Daily Journal: A primer on amicus briefs as a tool to protect individual liberty

July 22, 2020 | By DEBORAH LA FETRA
scotus

As a public interest legal organization, Pacific Legal Foundation litigates in multiple ways: Primarily, we initiate, defend and intervene in lawsuits on behalf of individuals and associations. These lawsuits champion the rights of our clients’ rights, and by extension, all Americans. We file as many as we can. Additionally, PLF files amicus curiae, “friend of the court” or amicus briefs in appellate cases that other attorneys or organizations are litigating. We do this to shift legal thinking and, ultimately, to move the law in the direction of liberty. PLF files dozens of amicus briefs each year in both federal and state courts and often participates as oral advocates those cases. 

These briefs often represent individuals or associations whose rights will be affected in some way by decisions in cases to which they are not parties. Sometimes we represent PLF itself, drawing on our nearly 50 years of experience in certain areas of the law, such as property rights, to provide a liberty-oriented analytical framework to the court. In this way, PLF ensures that courts consider the public interest in an otherwise private dispute. 

A well-crafted amicus brief can influence a court in a variety of ways. 

First, an amicus brief can take a small issue from a complicated case and expand on it. 

Second, an amicus brief can address larger fundamental issues in a narrow case, by providing a statewide or national perspective or showing how a regulation or statute at issue fits within a broader regulatory framework.

Third, an amicus brief can urge change in legal doctrine, presenting the best of the legal literature, examining deficiencies in current doctrine, and suggesting a new or modified approach to an ongoing problem.

Fourth, an amicus brief can demonstrate the real-life impact of the court’s decision, informing the court about the potential breadth of its decision and serving as an impetus to the court to fine-tune its reasoning. 

Amici curiae have shaped judicial decisions in more cases than is commonly realized. In Mapp v. Ohio, the Supreme Court adopted the exclusionary rule as the remedy for unconstitutional searches at the suggestion of an amicus. In Knox v. SEIU, the Supreme Court ruled that public employee unions could not deduct mid-year assessments from employee paychecks for political activities without the affirmative consent of each employee — a position advocated only by PLF as amicus. 
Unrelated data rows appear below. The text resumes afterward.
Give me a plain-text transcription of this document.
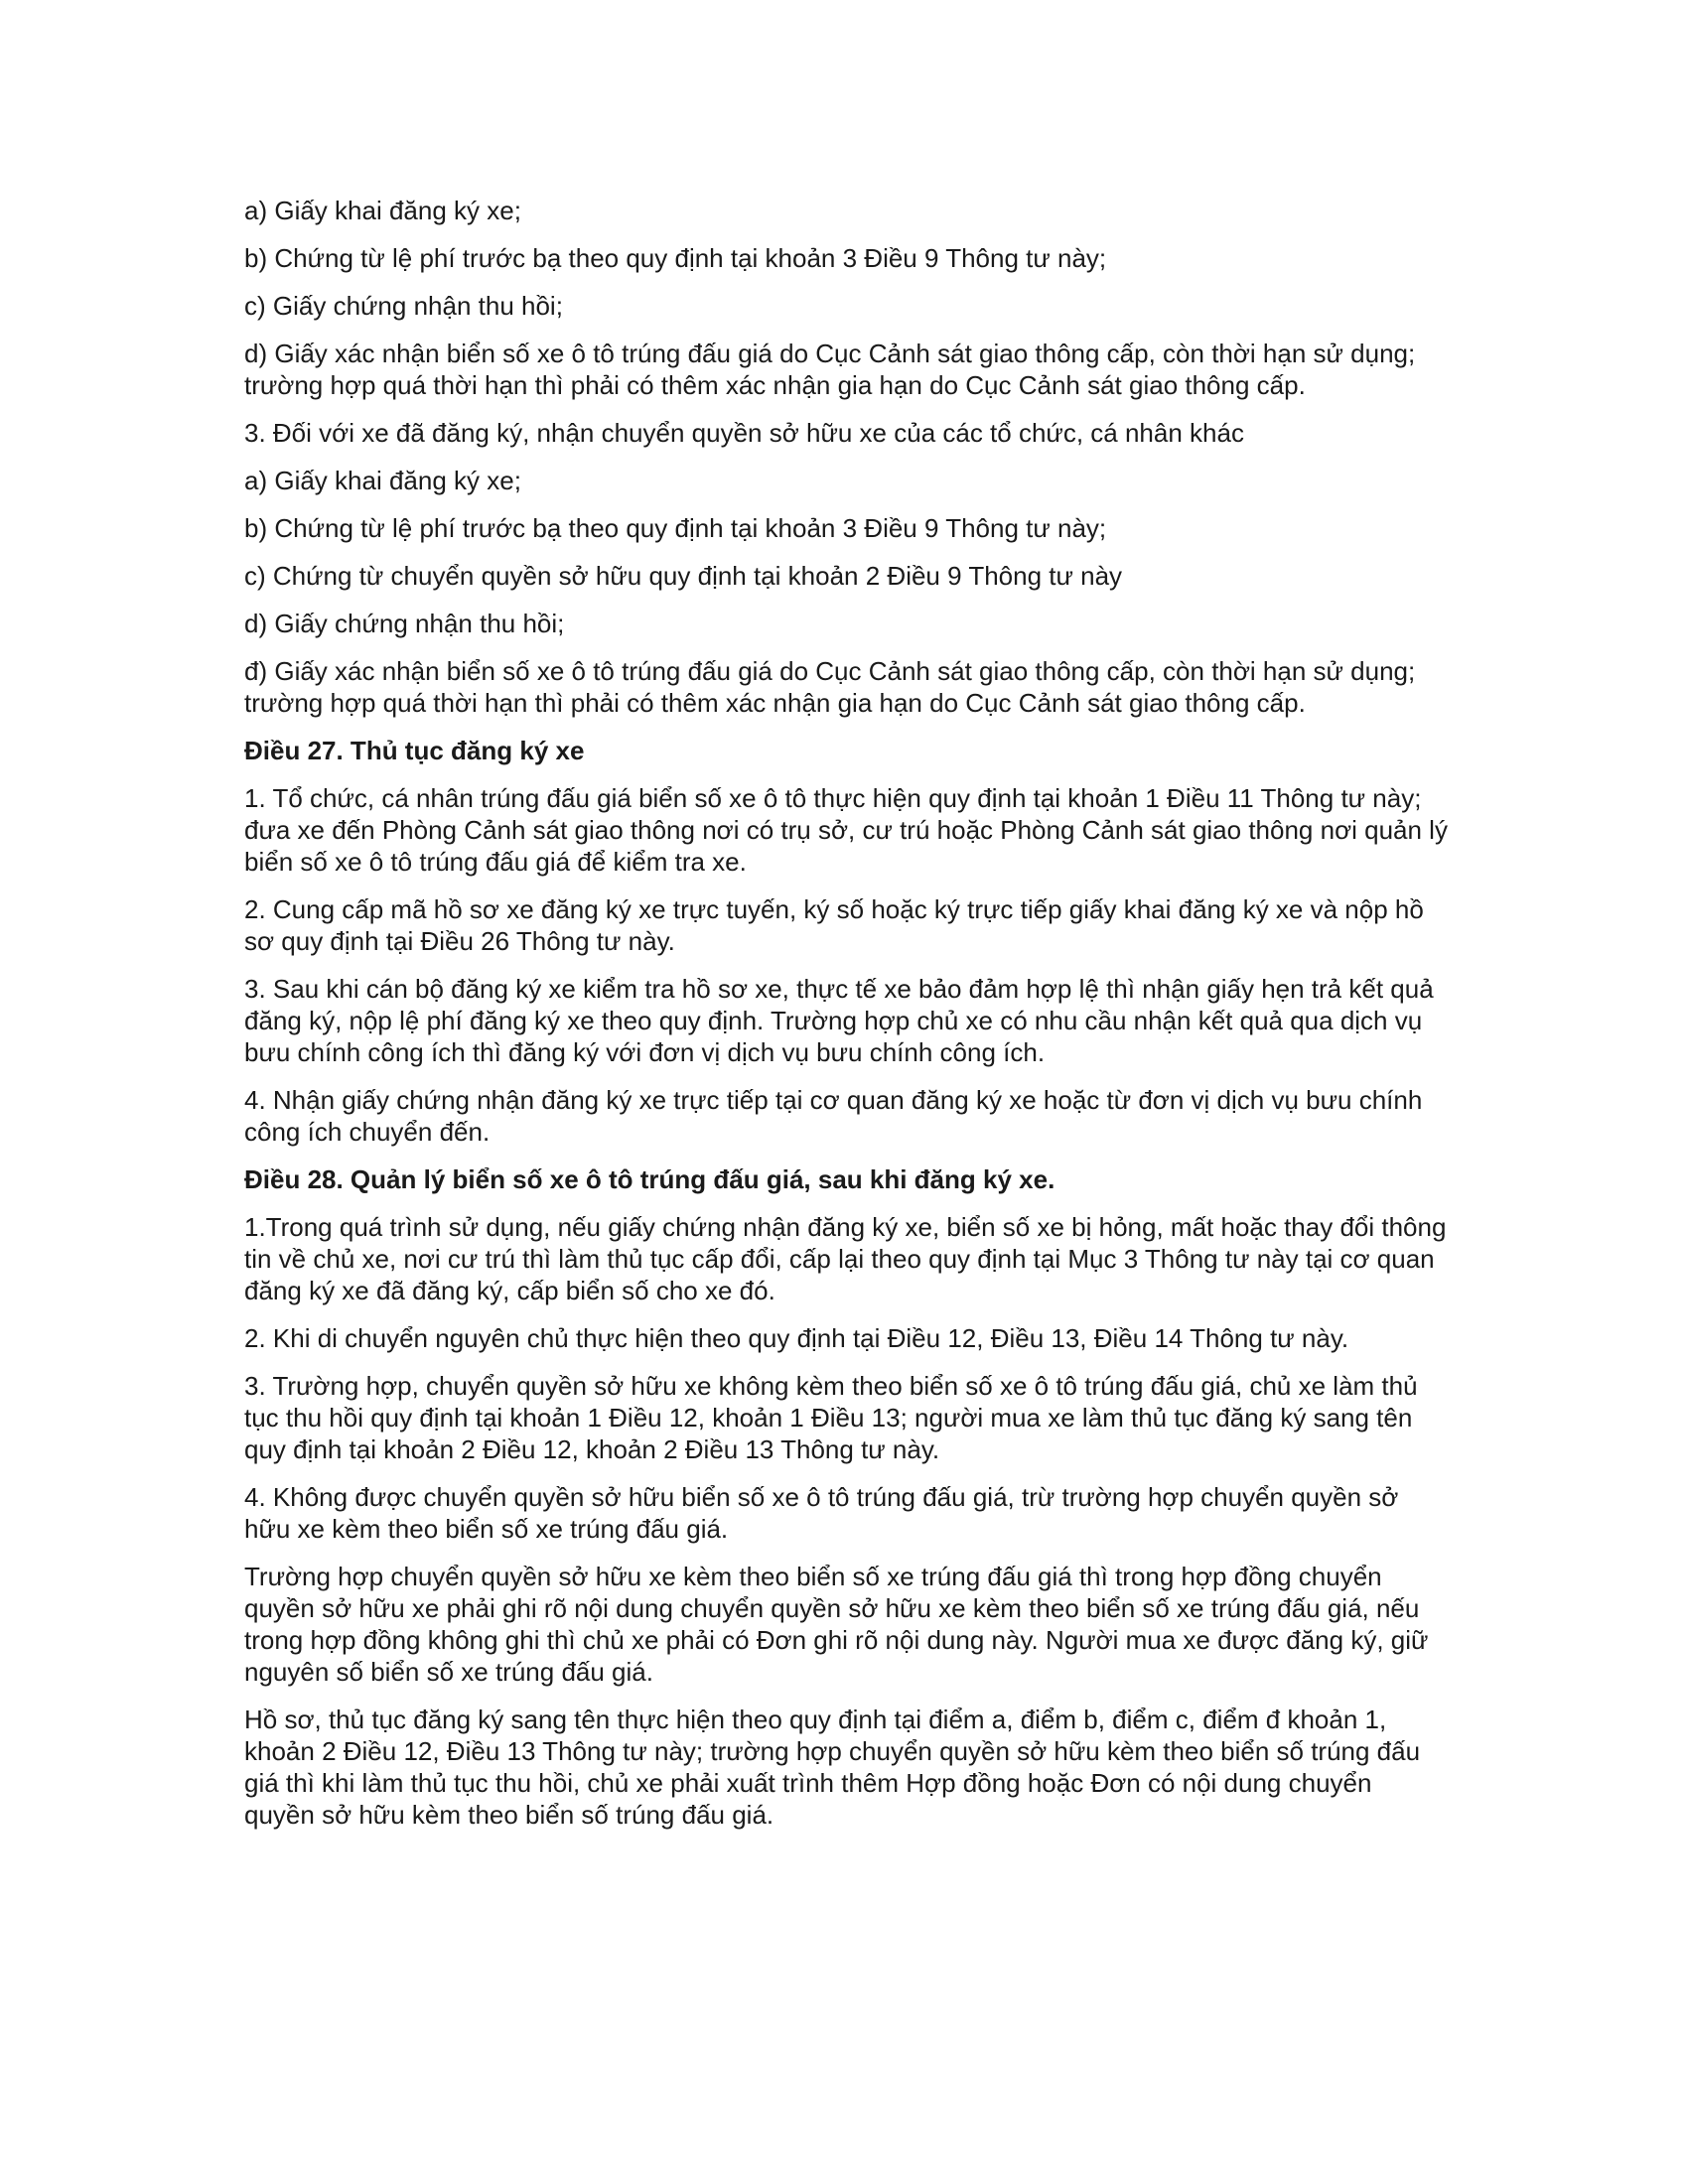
a) Giấy khai đăng ký xe;

b) Chứng từ lệ phí trước bạ theo quy định tại khoản 3 Điều 9 Thông tư này;

c) Giấy chứng nhận thu hồi;

d) Giấy xác nhận biển số xe ô tô trúng đấu giá do Cục Cảnh sát giao thông cấp, còn thời hạn sử dụng; trường hợp quá thời hạn thì phải có thêm xác nhận gia hạn do Cục Cảnh sát giao thông cấp.

3. Đối với xe đã đăng ký, nhận chuyển quyền sở hữu xe của các tổ chức, cá nhân khác

a) Giấy khai đăng ký xe;

b) Chứng từ lệ phí trước bạ theo quy định tại khoản 3 Điều 9 Thông tư này;

c) Chứng từ chuyển quyền sở hữu quy định tại khoản 2 Điều 9 Thông tư này

d) Giấy chứng nhận thu hồi;

đ) Giấy xác nhận biển số xe ô tô trúng đấu giá do Cục Cảnh sát giao thông cấp, còn thời hạn sử dụng; trường hợp quá thời hạn thì phải có thêm xác nhận gia hạn do Cục Cảnh sát giao thông cấp.

Điều 27. Thủ tục đăng ký xe

1. Tổ chức, cá nhân trúng đấu giá biển số xe ô tô thực hiện quy định tại khoản 1 Điều 11 Thông tư này; đưa xe đến Phòng Cảnh sát giao thông nơi có trụ sở, cư trú hoặc Phòng Cảnh sát giao thông nơi quản lý biển số xe ô tô trúng đấu giá để kiểm tra xe.

2. Cung cấp mã hồ sơ xe đăng ký xe trực tuyến, ký số hoặc ký trực tiếp giấy khai đăng ký xe và nộp hồ sơ quy định tại Điều 26 Thông tư này.

3. Sau khi cán bộ đăng ký xe kiểm tra hồ sơ xe, thực tế xe bảo đảm hợp lệ thì nhận giấy hẹn trả kết quả đăng ký, nộp lệ phí đăng ký xe theo quy định. Trường hợp chủ xe có nhu cầu nhận kết quả qua dịch vụ bưu chính công ích thì đăng ký với đơn vị dịch vụ bưu chính công ích.

4. Nhận giấy chứng nhận đăng ký xe trực tiếp tại cơ quan đăng ký xe hoặc từ đơn vị dịch vụ bưu chính công ích chuyển đến.

Điều 28. Quản lý biển số xe ô tô trúng đấu giá, sau khi đăng ký xe.

1.Trong quá trình sử dụng, nếu giấy chứng nhận đăng ký xe, biển số xe bị hỏng, mất hoặc thay đổi thông tin về chủ xe, nơi cư trú thì làm thủ tục cấp đổi, cấp lại theo quy định tại Mục 3 Thông tư này tại cơ quan đăng ký xe đã đăng ký, cấp biển số cho xe đó.

2. Khi di chuyển nguyên chủ thực hiện theo quy định tại Điều 12, Điều 13, Điều 14 Thông tư này.

3. Trường hợp, chuyển quyền sở hữu xe không kèm theo biển số xe ô tô trúng đấu giá, chủ xe làm thủ tục thu hồi quy định tại khoản 1 Điều 12, khoản 1 Điều 13; người mua xe làm thủ tục đăng ký sang tên quy định tại khoản 2 Điều 12, khoản 2 Điều 13 Thông tư này.

4. Không được chuyển quyền sở hữu biển số xe ô tô trúng đấu giá, trừ trường hợp chuyển quyền sở hữu xe kèm theo biển số xe trúng đấu giá.

Trường hợp chuyển quyền sở hữu xe kèm theo biển số xe trúng đấu giá thì trong hợp đồng chuyển quyền sở hữu xe phải ghi rõ nội dung chuyển quyền sở hữu xe kèm theo biển số xe trúng đấu giá, nếu trong hợp đồng không ghi thì chủ xe phải có Đơn ghi rõ nội dung này. Người mua xe được đăng ký, giữ nguyên số biển số xe trúng đấu giá.

Hồ sơ, thủ tục đăng ký sang tên thực hiện theo quy định tại điểm a, điểm b, điểm c, điểm đ khoản 1, khoản 2 Điều 12, Điều 13 Thông tư này; trường hợp chuyển quyền sở hữu kèm theo biển số trúng đấu giá thì khi làm thủ tục thu hồi, chủ xe phải xuất trình thêm Hợp đồng hoặc Đơn có nội dung chuyển quyền sở hữu kèm theo biển số trúng đấu giá.
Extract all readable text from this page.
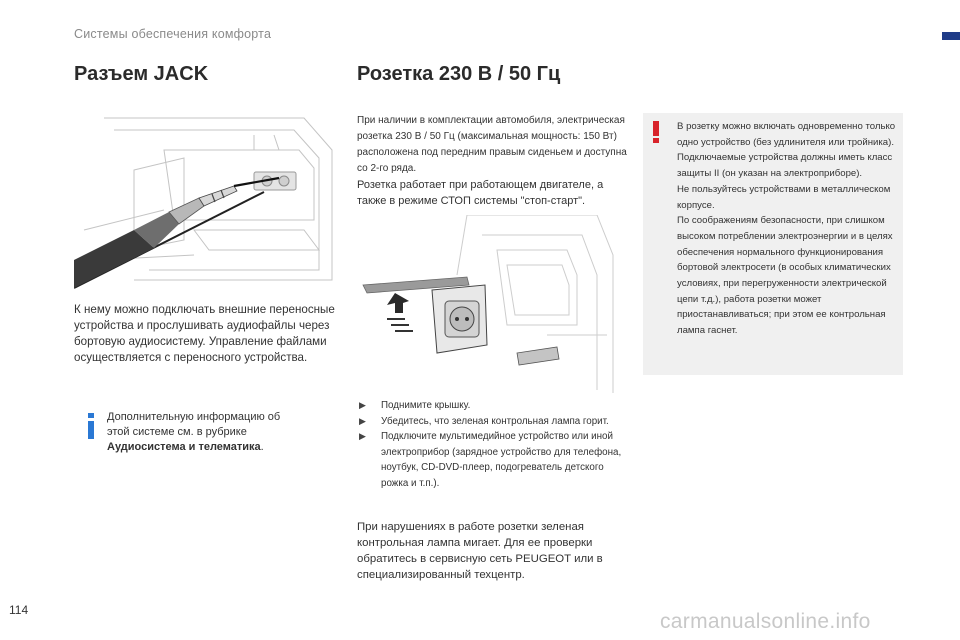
Системы обеспечения комфорта
Разъем JACK	Розетка 230 В / 50 Гц
К нему можно подключать внешние переносные устройства и прослушивать аудиофайлы через бортовую аудиосистему. Управление файлами осуществляется с переносного устройства.
Дополнительную информацию об этой системе см. в рубрике Аудиосистема и телематика.
При наличии в комплектации автомобиля, электрическая розетка 230 В / 50 Гц (максимальная мощность: 150 Вт) расположена под передним правым сиденьем и доступна со 2-го ряда.
Розетка работает при работающем двигателе, а также в режиме СТОП системы "стоп-старт".
В розетку можно включать одновременно только одно устройство (без удлинителя или тройника).
Подключаемые устройства должны иметь класс защиты II (он указан на электроприборе).
Не пользуйтесь устройствами в металлическом корпусе.
По соображениям безопасности, при слишком высоком потреблении электроэнергии и в целях обеспечения нормального функционирования бортовой электросети (в особых климатических условиях, при перегруженности электрической цепи т.д.), работа розетки может приостанавливаться; при этом ее контрольная лампа гаснет.
▶ Поднимите крышку.
▶ Убедитесь, что зеленая контрольная лампа горит.
▶ Подключите мультимедийное устройство или иной электроприбор (зарядное устройство для телефона, ноутбук, CD-DVD-плеер, подогреватель детского рожка и т.п.).
При нарушениях в работе розетки зеленая контрольная лампа мигает. Для ее проверки обратитесь в сервисную сеть PEUGEOT или в специализированный техцентр.
114	carmanualsonline.info
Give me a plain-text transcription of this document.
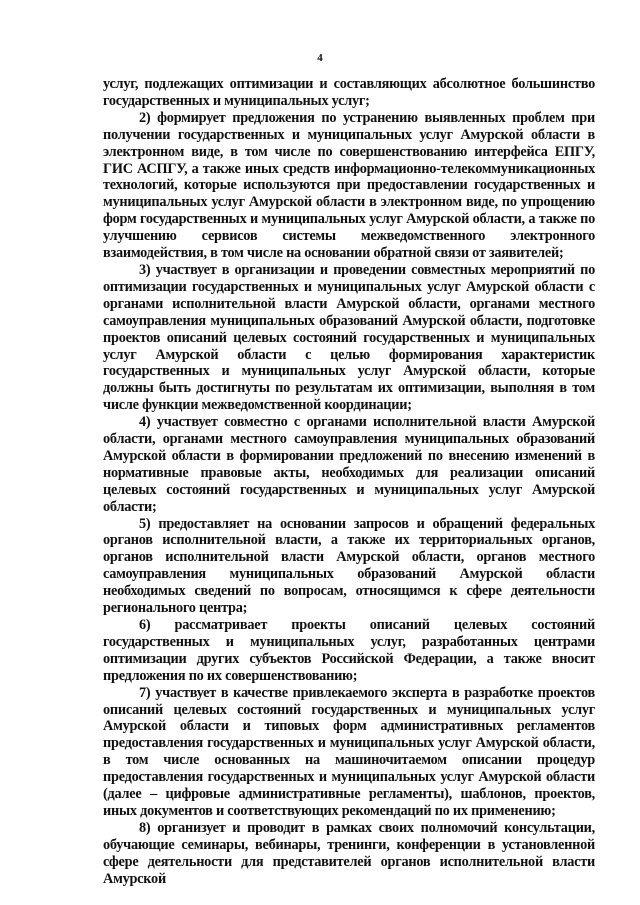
4

услуг, подлежащих оптимизации и составляющих абсолютное большинство государственных и муниципальных услуг;

2) формирует предложения по устранению выявленных проблем при получении государственных и муниципальных услуг Амурской области в электронном виде, в том числе по совершенствованию интерфейса ЕПГУ, ГИС АСПГУ, а также иных средств информационно-телекоммуникационных технологий, которые используются при предоставлении государственных и муниципальных услуг Амурской области в электронном виде, по упрощению форм государственных и муниципальных услуг Амурской области, а также по улучшению сервисов системы межведомственного электронного взаимодействия, в том числе на основании обратной связи от заявителей;

3) участвует в организации и проведении совместных мероприятий по оптимизации государственных и муниципальных услуг Амурской области с органами исполнительной власти Амурской области, органами местного самоуправления муниципальных образований Амурской области, подготовке проектов описаний целевых состояний государственных и муниципальных услуг Амурской области с целью формирования характеристик государственных и муниципальных услуг Амурской области, которые должны быть достигнуты по результатам их оптимизации, выполняя в том числе функции межведомственной координации;

4) участвует совместно с органами исполнительной власти Амурской области, органами местного самоуправления муниципальных образований Амурской области в формировании предложений по внесению изменений в нормативные правовые акты, необходимых для реализации описаний целевых состояний государственных и муниципальных услуг Амурской области;

5) предоставляет на основании запросов и обращений федеральных органов исполнительной власти, а также их территориальных органов, органов исполнительной власти Амурской области, органов местного самоуправления муниципальных образований Амурской области необходимых сведений по вопросам, относящимся к сфере деятельности регионального центра;

6) рассматривает проекты описаний целевых состояний государственных и муниципальных услуг, разработанных центрами оптимизации других субъектов Российской Федерации, а также вносит предложения по их совершенствованию;

7) участвует в качестве привлекаемого эксперта в разработке проектов описаний целевых состояний государственных и муниципальных услуг Амурской области и типовых форм административных регламентов предоставления государственных и муниципальных услуг Амурской области, в том числе основанных на машиночитаемом описании процедур предоставления государственных и муниципальных услуг Амурской области (далее – цифровые административные регламенты), шаблонов, проектов, иных документов и соответствующих рекомендаций по их применению;

8) организует и проводит в рамках своих полномочий консультации, обучающие семинары, вебинары, тренинги, конференции в установленной сфере деятельности для представителей органов исполнительной власти Амурской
Beyond the filing of amicus briefs, PLF has been participating in oral argument more frequently as amicus, particularly in property rights cases. For example, in Chmielewski v. City of St. Pete Beach, the city built a public arts center across the street from the Chmielewski family’s beachfront home. The city put up signs directing the public to their private beach, and cleared a private trail running from the arts center to the beach through their backyard. The family sued when the city refused to stop the public invasion that it had orchestrated. When the case reached the 11th U.S. Circuit Court of Appeals, PLF filed an amicus brief explaining that a city must be held responsible for an unconstitutional taking when it either intends for the public to trespass or when the public’s invasion is the foreseeable result of the city’s actions. PLF attorney Christina Martin argued before the panel. During her argument, one of the judges specifically thanked PLF for our participation in the case and, ultimately, the court’s decision tracked PLF’s arguments from both the brief and oral argument.

As part of PLF’s drive to eliminate home equity theft, we recently argued as amicus before the 6th U.S. Circuit Court of Appeals in Freed v. Thomas (pending) that federal courts have jurisdiction to review claims seeking a return of surplus home equity that was taken through tax foreclosure proceedings in Michigan. Later this summer, PLF will advocate as amicus before the Florida Supreme Court arguing that the state must pay just compensation after its destruction of citrus orchards to prevent the spread of a disease that was infecting the trees, and before the Florida Court of Appeals to argue that building permit condition is so unrelated to the proposed development as to violate the takings clause.

By filing amicus briefs, PLF and other public interest groups influence the development of the law, and by participating in oral argument, amici can further underscore the importance of the key constitutional principles advocated in the briefs. Courts’ willingness to hear and consider these voices furthers the cause of justice.